Fifty years ago this month, the Watts riots began. Three years ago, I wrote how the community where I grew up rose from the ashes excelling athletically, allowing some of us to move forward “transplanting” to the Santa Clarita Valley. Written just before the 2012 London Olympics, we are now just 12 months before the 2016 Rio de Janeiro games.
I know some of you may have read this, but I hope it will be a reminder how far our nation has come, and how we continue to positively move forward. Originally, this was in the West Ranch Beacon (now the SCV Beacon), and has been posted here with an additional comment.
Reflections from a transplant
The air was filled with smoke, and on occasion one could hear gunshots. It wasn’t in a foreign warring country, but in 1965 Los Angeles where the Watt’s riot seemingly wanted to control our destiny. We were under curfew and martial law, putting a damper on evening activities. Being young middle-school teenagers, we tried to make semblance of the violence seeking normalcy listening to Dodger games and following the news. From this reality and once rioting ended, our community moved forward.
Three of my friends parted, moving to separate local high schools where they all became student body presidents their senior year, reflective of the caliber and character of our “village.”
Albert Hearvey, who grew up around the corner, ran the 100 yard dash (not meters) a tenth of a second off the world record, and Robert Pullard pole vaulted 16 feet 7 3/4 inch to set a national high school record. To say the least, our Los Angeles High School track team won the California State Championship my senior year.
Seated in the stands at UCLA Drake Stadium that fateful day were many athletes who were a part of our team effort including Ed Dorio (my brother), Lloyd Harvey, Paul Felix, Richard Leathers, and Cal Peterson. Without them pressing our stars forward as part of the team, the State title would not have been within our grasp. Yet, four years after the riots and from those ashes, our “village” survived and captured a team victory no one would have thought achievable.
Fast forward to 2012, and the Santa Clarita Valley. The London Olympic games are beginning, and we have four athletes participating on this world stage: Alysia Montano (Canyon High) in the 800 meters, David Smith (Saugus High) in volleyball, Anthony Ervin (Hart High) 50-meters freestyle swimming, and Allyson Felix in the 100 and 200 meter runs.
Five years ago the SCV Senior Center held 5K runs at Magic Mountain for fundraising and there, Allyson Felix, a teenager of Olympic ability, would come out to encourage those who could barely cross the finish line. I spoke with her and found a truly affable, mature, and altruistic young lady not seeking attention and only there to engage those in fulfilling their spirit in tending for our elder senior population.
With the last name Felix not being common, I asked if she knew a Paul Felix…and she replied he was her father! Not only that, he was a professor at The Master’s College in Santa Clarita.
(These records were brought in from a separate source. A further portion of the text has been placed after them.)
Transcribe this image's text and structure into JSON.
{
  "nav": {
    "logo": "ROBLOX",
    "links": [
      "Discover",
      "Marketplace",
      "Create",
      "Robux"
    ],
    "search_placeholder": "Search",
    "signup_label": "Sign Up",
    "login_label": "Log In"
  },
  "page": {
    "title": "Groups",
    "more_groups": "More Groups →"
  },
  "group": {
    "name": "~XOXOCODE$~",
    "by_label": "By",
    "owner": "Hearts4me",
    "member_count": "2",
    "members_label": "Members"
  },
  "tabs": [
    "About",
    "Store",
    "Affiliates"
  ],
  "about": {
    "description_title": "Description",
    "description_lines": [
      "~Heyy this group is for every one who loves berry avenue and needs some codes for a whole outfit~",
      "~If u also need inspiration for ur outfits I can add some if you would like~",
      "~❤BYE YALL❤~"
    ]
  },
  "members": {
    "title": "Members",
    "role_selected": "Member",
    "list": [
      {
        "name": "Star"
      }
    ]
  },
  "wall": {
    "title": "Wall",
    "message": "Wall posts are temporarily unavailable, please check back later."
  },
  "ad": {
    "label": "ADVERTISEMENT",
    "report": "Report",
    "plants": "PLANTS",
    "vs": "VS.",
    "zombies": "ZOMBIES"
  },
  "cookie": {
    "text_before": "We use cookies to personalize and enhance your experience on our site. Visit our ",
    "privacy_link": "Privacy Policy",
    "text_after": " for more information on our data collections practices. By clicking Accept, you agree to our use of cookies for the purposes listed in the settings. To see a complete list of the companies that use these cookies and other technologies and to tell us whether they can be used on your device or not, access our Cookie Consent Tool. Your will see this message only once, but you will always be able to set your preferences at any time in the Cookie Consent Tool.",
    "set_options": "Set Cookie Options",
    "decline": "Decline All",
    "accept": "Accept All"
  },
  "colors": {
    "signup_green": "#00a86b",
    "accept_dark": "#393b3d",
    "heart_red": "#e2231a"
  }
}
Small world.
With our roots in Los Angeles, we both “transplanted” into the Santa Clarita Valley…his role to heal the spirit, mine to heal the body. Yet we both realized our responsibility not only as leaders, but also as “support” for those in this community.
The Santa Clarita Valley is full of “transplants” coming from diverse backgrounds and regions to create a “village” that produce Olympic athletes. Beyond that though are our children who have reached outside this valley to achieve more than a gold medal, but to move society forward. Each of them bring a unique background that carries human qualities and characteristics molding the American future. We can only be proud.
Sometimes it is hard to fathom the intricate matrix life presents, and the role each of us must play. But the results show anyone can rise from the ashes and move forward contributing to this success, and we, as a nation, have always done this as a team.
We wish our Olympic hopefuls the courage to endure and the strength to win. But for whatever glory they might achieve, they have already brought pride to this community, and we will be forever thankful.
There is no doubt in the future, from this valley will come those who “transplant” to other areas bringing them our same good fortune and success. My hope will be when they are asked “Where did you grow up?” or “Where did you come from?”, their sincere and grateful response will be “the Santa Clarita Village.”
Gene Uzawa Dorio, M.D.
Postscript: Allyson Felix has won 4 Olympic Gold Medals for the United States, and will again compete for a position on our 2016 team.